The US government recently released a data set containing all payments (partially aggregated) made by the Medicare program in 2012. For each health care provider, the billings are grouped into service types, and within each service type group, the total payment and standard deviation of payments are provided.

The data are available here

The official documentation for the data is here.

One use of these data is to identify providers who receive very high payments from the Medicare program. In some cases this may reflect fraud or waste. Here is a link to a media article about one such situation.

The dataset is too large to load into SageMathCloud (SMC), so we wrote a script to split the data by state. We ran this script off-line and uploaded a few of the state-level files into SMC.

If you are curious to see how some related analyses of these data can be done in R, check out this blog post.

First we import some libraries that we will be using.

In [1]:

```
import pandas as pd
import numpy as np
```

In [2]:

```
fname = "FL-subset.csv.gz"
data = pd.read_csv(fname, compression="gzip")
print(data.shape)
print(data.dtypes)
```

Here we print out a small subset of the data to get a sense of what we are working with.

In [3]:

```
vnames = ["npi", "nppes_provider_last_org_name", "hcpcs_description", "line_srvc_cnt", "average_Medicare_payment_amt", "stdev_Medicare_payment_amt"]
data[vnames].head()
```

Out[3]:

Let's look at the first record in more detail:

In [4]:

```
print(data.iloc[0,:])
```

Each row of the data set is an aggregate of several individual charges. The number of charges that are aggregated is given by `line_srvc_cnt`

. The average and standard deviation of these charges are given by `average_Medicare_payment_amt`

and `stdev_Medicare_payment_amt`

.

The key value of interest here is the total amount of money paid by Medicare to each provider. This is not an explicit variable in the data set, but we can create it by multiplying the average payment by the number of payments, within each record of the dataset.

In [5]:

```
data["total_payment"] = data["line_srvc_cnt"] * data["average_Medicare_payment_amt"]
```

In [6]:

```
data_ind = data.loc[data["nppes_entity_code"] == "I", :]
print(data_ind.shape)
print(data.shape)
```

The overall analysis follows the split-apply-combine model.
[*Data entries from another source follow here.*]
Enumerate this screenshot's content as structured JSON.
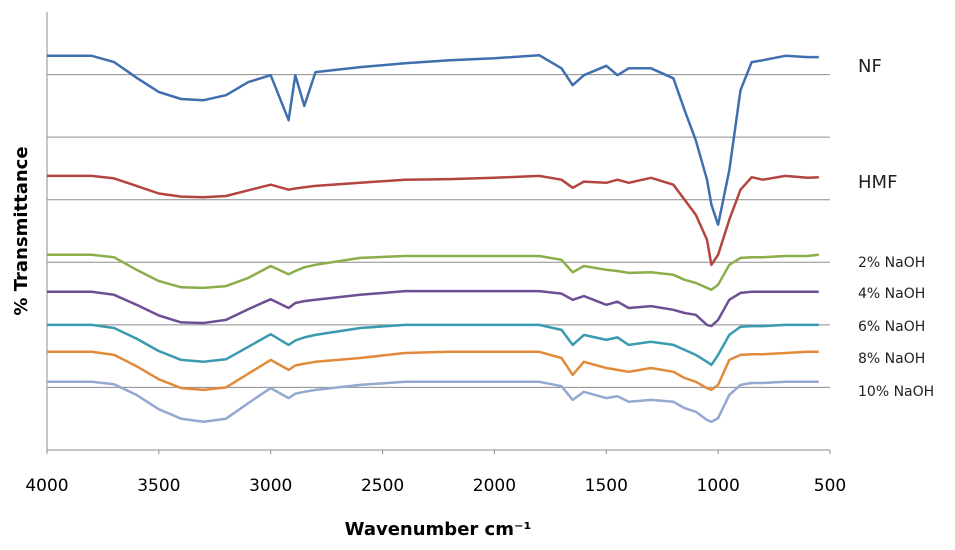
{
  "chart_data": {
    "type": "line",
    "x_label": "Wavenumber cm⁻¹",
    "y_label": "% Transmittance",
    "x": [
      4000,
      3800,
      3700,
      3600,
      3500,
      3400,
      3300,
      3200,
      3100,
      3000,
      2920,
      2890,
      2850,
      2800,
      2600,
      2400,
      2200,
      2000,
      1800,
      1700,
      1650,
      1600,
      1500,
      1450,
      1400,
      1300,
      1200,
      1150,
      1100,
      1050,
      1030,
      1000,
      950,
      900,
      850,
      800,
      700,
      600,
      550
    ],
    "xlim": [
      4000,
      500
    ],
    "xticks": [
      4000,
      3500,
      3000,
      2500,
      2000,
      1500,
      1000,
      500
    ],
    "ylim": [
      0,
      7
    ],
    "yticks": [
      1,
      2,
      3,
      4,
      5,
      6
    ],
    "grid": true,
    "series": [
      {
        "name": "NF",
        "color": "#3f6fae",
        "values": [
          6.3,
          6.3,
          6.2,
          5.95,
          5.72,
          5.61,
          5.59,
          5.67,
          5.88,
          5.99,
          5.27,
          5.99,
          5.5,
          6.04,
          6.12,
          6.18,
          6.23,
          6.26,
          6.31,
          6.1,
          5.83,
          5.99,
          6.14,
          5.99,
          6.1,
          6.1,
          5.94,
          5.43,
          4.95,
          4.32,
          3.92,
          3.6,
          4.47,
          5.75,
          6.2,
          6.23,
          6.3,
          6.28,
          6.28
        ]
      },
      {
        "name": "HMF",
        "color": "#b34440",
        "values": [
          4.38,
          4.38,
          4.34,
          4.22,
          4.1,
          4.05,
          4.04,
          4.06,
          4.15,
          4.24,
          4.16,
          4.18,
          4.2,
          4.22,
          4.27,
          4.32,
          4.33,
          4.35,
          4.38,
          4.32,
          4.19,
          4.29,
          4.27,
          4.32,
          4.27,
          4.35,
          4.24,
          4.0,
          3.76,
          3.36,
          2.96,
          3.12,
          3.68,
          4.16,
          4.36,
          4.32,
          4.38,
          4.35,
          4.36
        ]
      },
      {
        "name": "2% NaOH",
        "color": "#8aae4a",
        "values": [
          3.12,
          3.12,
          3.08,
          2.88,
          2.7,
          2.6,
          2.59,
          2.62,
          2.75,
          2.94,
          2.81,
          2.86,
          2.92,
          2.96,
          3.07,
          3.1,
          3.1,
          3.1,
          3.1,
          3.04,
          2.84,
          2.94,
          2.88,
          2.86,
          2.83,
          2.84,
          2.8,
          2.72,
          2.67,
          2.59,
          2.56,
          2.64,
          2.96,
          3.07,
          3.08,
          3.08,
          3.1,
          3.1,
          3.12
        ]
      },
      {
        "name": "4% NaOH",
        "color": "#6e4f94",
        "values": [
          2.53,
          2.53,
          2.48,
          2.32,
          2.15,
          2.04,
          2.03,
          2.08,
          2.25,
          2.41,
          2.27,
          2.35,
          2.38,
          2.4,
          2.48,
          2.54,
          2.54,
          2.54,
          2.54,
          2.5,
          2.4,
          2.46,
          2.32,
          2.37,
          2.27,
          2.3,
          2.24,
          2.19,
          2.16,
          2.0,
          1.98,
          2.08,
          2.4,
          2.51,
          2.53,
          2.53,
          2.53,
          2.53,
          2.53
        ]
      },
      {
        "name": "6% NaOH",
        "color": "#3a9bb0",
        "values": [
          2.0,
          2.0,
          1.95,
          1.78,
          1.58,
          1.44,
          1.41,
          1.45,
          1.65,
          1.85,
          1.68,
          1.75,
          1.8,
          1.84,
          1.95,
          2.0,
          2.0,
          2.0,
          2.0,
          1.92,
          1.68,
          1.84,
          1.76,
          1.8,
          1.68,
          1.73,
          1.68,
          1.6,
          1.52,
          1.41,
          1.36,
          1.52,
          1.84,
          1.97,
          1.98,
          1.98,
          2.0,
          2.0,
          2.0
        ]
      },
      {
        "name": "8% NaOH",
        "color": "#e08a3a",
        "values": [
          1.57,
          1.57,
          1.52,
          1.34,
          1.13,
          0.99,
          0.96,
          1.0,
          1.22,
          1.44,
          1.28,
          1.35,
          1.38,
          1.41,
          1.47,
          1.55,
          1.57,
          1.57,
          1.57,
          1.47,
          1.2,
          1.41,
          1.31,
          1.28,
          1.25,
          1.31,
          1.25,
          1.15,
          1.09,
          0.99,
          0.96,
          1.04,
          1.44,
          1.52,
          1.53,
          1.53,
          1.55,
          1.57,
          1.57
        ]
      },
      {
        "name": "10% NaOH",
        "color": "#95a8d2",
        "values": [
          1.09,
          1.09,
          1.05,
          0.88,
          0.65,
          0.5,
          0.45,
          0.5,
          0.75,
          0.99,
          0.83,
          0.9,
          0.93,
          0.96,
          1.04,
          1.09,
          1.09,
          1.09,
          1.09,
          1.02,
          0.8,
          0.93,
          0.83,
          0.86,
          0.77,
          0.8,
          0.77,
          0.67,
          0.61,
          0.48,
          0.45,
          0.51,
          0.88,
          1.04,
          1.07,
          1.07,
          1.09,
          1.09,
          1.09
        ]
      }
    ]
  }
}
We split the data by provider, apply a function to aggregate the payments (by summing them), and combine the results into a new Pandas `DataFrame`

.

First we look at a couple of inefficient ways to do this that do not take advantage of the optimised split-apply-combine tools in Pandas. The following two functions are not executed since they are quite slow. Uncomment the function calls if you really want to run them.

In [7]:

```
def total_by_provider_naive(data):
"""
Returns a dictionary mapping each provider number to the total payment made to
the provider.
** Do not use, very slow **
"""
from collections import defaultdict
totals = defaultdict(lambda : 0.)
for i in data.index:
totals[data.loc[i, "npi"]] += data.loc[i, "total_payment"]
return totals
# totals1 = total_by_provider_naive(data_ind)
```

Using position-based indexing doesn't help much:

In [8]:

```
def total_by_provider_naive_pos(data):
"""
Returns a dictionary mapping each provider number to the total payment made to
the provider.
** Do not use, very slow **
"""
from collections import defaultdict
totals = defaultdict(lambda : 0.)
for i in data.shape[0]:
row = data.iloc[i, :]
totals[row["npi"]] += row["total_payment"]
return totals
#totals2 = total_by_provider_naive_pos(data_ind)
```

In [9]:

```
totals2 = data_ind.groupby("npi").agg({"total_payment": np.sum})
totals2 = totals2.sort("total_payment", ascending=False)
print(totals2.head())
```

In [10]:

```
first = lambda x : x.iloc[0]
totals2 = data_ind.groupby("npi").agg({"total_payment": np.sum, "nppes_provider_last_org_name": first})
totals2 = totals2.sort("total_payment", ascending=False)
totals2.head()
```

Out[10]:

In [11]:

```
plt.plot(totals2["total_payment"][::-1])
plt.grid(True)
plt.xlabel("Provider rank", size=15)
plt.ylabel("Total payment", size=15)
plt.ylim(0, 1e6)
```

Out[11]:

Another familiar way to view a simple collection of numbers is using a histogram.

In [12]:

```
_ = plt.hist(np.asarray(totals2["total_payment"]), bins=100)
```

In [13]:

```
x = np.asarray(totals2["total_payment"])
x = x[x < 2e5]
plt.hist(x, bins=50, color='lightblue')
plt.xlabel("Payment", size=15)
_ = plt.ylabel("Number of providers", size=15)
```

Determine the maximum total payment among providers within each zip code, then plot it as a histogram or quantile plot.

Determine the maximum total payment among providers of each provider type, then plot it as a histogram or quantile plot.